Por: Eiffel Ramírez Avilés (*)
El profeta va subiendo la montaña, a paso rápido, con el atuendo jaloneado por los vientos y las sandalias casi indistinguibles ya de la tierra. Hacia arriba va, hacia un risco que corta el cielo y que, de perfil, parece el rostro de un ser antiguo. O quizá sea la imagen de un dios. Quizás un dios olvidado. Y el profeta se pregunta por qué los hombres de antes habrían erigido un dios en la cúspide de una montaña solitaria y escarpada, con una mirada tan esquiva, tan perdida en el horizonte.
El profeta aviva más el paso. Quiere llegar lo más pronto posible y descubrir el misterio de los ojos de aquel rostro, pues, desde el ángulo donde se encuentra ahora, ellos parecen tan severos. Acaso debe tratarse de algún espejismo establecido por los últimos arreboles incendiarios del atardecer, porque el profeta recuerda que, desde abajo, desde la llanura, había supuesto que esa faz no era adusta. Era más bien la de un ser enternecido. Probablemente la cara de un infante.
“Un semblante que cambia mientras ascendemos”, se dijo para sí el profeta, dirigiendo una vez más la mirada hacia la altura. “Quiero ver ese rostro, oh Dios, porque en tu seno está y merezco verlo”, agregó el hombre de fe, quien lo había soportado todo en esta vida, desde los látigos de los egipcios, el desprecio de las prostitutas y hasta las intrigas de la corte de Jerusalén. Dios seguramente había reservado su rostro (el de Él) para otro profeta, pero este rostro, el de la montaña, parecía destinado a él, solo para él.
La imagen en la cima, a pesar de la desviación de su mirada, parecía convocar a las gentes. Pero estas ya no querían seguir contemplándola, porque temían la impiedad, temían la traición de ver y adorar a algo fuera de la Ley. Y solo el profeta, a quien casi sacaron a empellones de su tienda y lo empujaron y arrimaron hasta la base de la montaña, debía acercarse a aquel enigma y preguntar por su ser. “Ve, Judas –le espetaron la gente del llano–, y dinos qué es”.

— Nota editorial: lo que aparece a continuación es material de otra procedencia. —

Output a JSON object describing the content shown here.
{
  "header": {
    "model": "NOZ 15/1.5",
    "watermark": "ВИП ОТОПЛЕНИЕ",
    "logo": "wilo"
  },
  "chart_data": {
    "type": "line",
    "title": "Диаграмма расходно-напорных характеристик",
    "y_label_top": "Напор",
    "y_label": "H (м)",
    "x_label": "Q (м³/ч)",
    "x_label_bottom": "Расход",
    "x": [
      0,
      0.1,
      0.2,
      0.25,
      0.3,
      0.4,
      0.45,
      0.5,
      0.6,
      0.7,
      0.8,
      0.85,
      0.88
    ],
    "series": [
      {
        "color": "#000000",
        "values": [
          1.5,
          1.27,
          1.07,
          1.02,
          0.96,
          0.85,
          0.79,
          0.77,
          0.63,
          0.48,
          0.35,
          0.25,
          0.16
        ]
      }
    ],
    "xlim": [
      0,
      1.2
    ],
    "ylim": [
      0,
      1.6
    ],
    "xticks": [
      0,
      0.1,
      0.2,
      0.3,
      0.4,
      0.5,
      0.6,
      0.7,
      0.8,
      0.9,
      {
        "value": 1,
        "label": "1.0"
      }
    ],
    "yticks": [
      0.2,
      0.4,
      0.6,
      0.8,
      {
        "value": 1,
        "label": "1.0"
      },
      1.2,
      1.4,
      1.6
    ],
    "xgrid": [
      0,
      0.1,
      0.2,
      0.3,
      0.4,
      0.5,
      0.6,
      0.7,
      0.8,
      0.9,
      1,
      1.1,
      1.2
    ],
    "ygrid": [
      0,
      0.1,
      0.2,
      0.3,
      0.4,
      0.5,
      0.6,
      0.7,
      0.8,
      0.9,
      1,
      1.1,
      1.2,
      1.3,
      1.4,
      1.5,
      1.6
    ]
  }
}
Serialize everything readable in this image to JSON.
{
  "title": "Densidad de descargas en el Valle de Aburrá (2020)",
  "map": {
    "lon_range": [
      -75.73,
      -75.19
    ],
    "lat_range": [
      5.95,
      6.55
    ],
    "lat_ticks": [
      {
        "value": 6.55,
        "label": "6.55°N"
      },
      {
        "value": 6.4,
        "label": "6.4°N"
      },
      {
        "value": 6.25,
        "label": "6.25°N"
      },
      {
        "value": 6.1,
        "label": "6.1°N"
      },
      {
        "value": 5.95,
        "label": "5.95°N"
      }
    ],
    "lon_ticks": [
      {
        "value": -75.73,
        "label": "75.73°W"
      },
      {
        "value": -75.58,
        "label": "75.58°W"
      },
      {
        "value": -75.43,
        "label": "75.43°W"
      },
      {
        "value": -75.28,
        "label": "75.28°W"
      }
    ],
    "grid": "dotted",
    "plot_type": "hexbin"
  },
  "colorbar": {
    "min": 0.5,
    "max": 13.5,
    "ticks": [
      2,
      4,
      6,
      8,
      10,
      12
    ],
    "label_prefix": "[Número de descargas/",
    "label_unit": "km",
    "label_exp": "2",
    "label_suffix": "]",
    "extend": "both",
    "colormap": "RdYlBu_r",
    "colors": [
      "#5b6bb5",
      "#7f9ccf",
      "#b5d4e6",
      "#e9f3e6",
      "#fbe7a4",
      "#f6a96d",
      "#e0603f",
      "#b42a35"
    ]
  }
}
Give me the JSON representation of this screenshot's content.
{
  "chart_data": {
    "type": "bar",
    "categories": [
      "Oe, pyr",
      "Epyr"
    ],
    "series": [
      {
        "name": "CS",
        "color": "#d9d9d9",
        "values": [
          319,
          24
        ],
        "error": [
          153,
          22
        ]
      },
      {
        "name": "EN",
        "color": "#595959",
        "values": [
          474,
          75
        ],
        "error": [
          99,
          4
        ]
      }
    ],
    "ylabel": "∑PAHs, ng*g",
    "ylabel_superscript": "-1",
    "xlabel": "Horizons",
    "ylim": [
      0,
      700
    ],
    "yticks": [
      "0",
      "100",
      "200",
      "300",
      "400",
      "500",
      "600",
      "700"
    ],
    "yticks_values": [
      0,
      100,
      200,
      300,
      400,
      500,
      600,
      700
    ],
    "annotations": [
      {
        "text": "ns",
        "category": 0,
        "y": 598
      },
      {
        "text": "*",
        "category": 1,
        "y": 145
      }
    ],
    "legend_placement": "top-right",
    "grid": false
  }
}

Y cuando el profeta estuvo cerca de la imagen, al borde de una pendiente, se detuvo. Un salto más y lograría colocarse en una posición ideal desde donde la contemplaría en su totalidad. Pero se detuvo. Como avisado, recostó toda la espalda sobre la ladera y respiró profundamente. Una sandalia suya había caído al abismo. Sus manos rojizas se habían clavado aún más en la pendiente. Una pequeña cueva, oscurísima, se presentaba a su derecha. Inimaginable a estas alturas, pero ahí había una cueva, que lo tentaba. “¡Ya sé que quieres tentarme”, gritó el profeta con valentía, “quieres que desista, que me calme y que baje!”. La cueva estaba intensamente callada; el profeta sabía que debía dar el último brinco.
Y el profeta saltó sobre el abismo, con la fe en la garganta, alcanzando un soporte. Y vio, al fin, aquella faz en la montaña, de aspecto terrible y fiero: ese rostro le miraba fijamente ahora, sin ningún gesto acogedor. “Tú no eres Dios –bramó Judas–, porque Él solo se mostró a Moisés a través de la zarza y ya no puede mostrarse a nadie más, sin embargo, he sentido que debía venir”.
“Y tú no eres ningún salvador –respondió el otro, quizá el temible rostro, quizá la opaca cueva, quizá el corazón mismo del hombre”.
“¿Quién soy yo? –dijo Judas–, dímelo tú, que no eres Dios”.
“¡Tú eres Israel, tú eres Israel, un guerrero!”, dijo, finalmente, quizá el insondable rostro, quizá la pequeña cueva, quizá el propio corazón del hombre.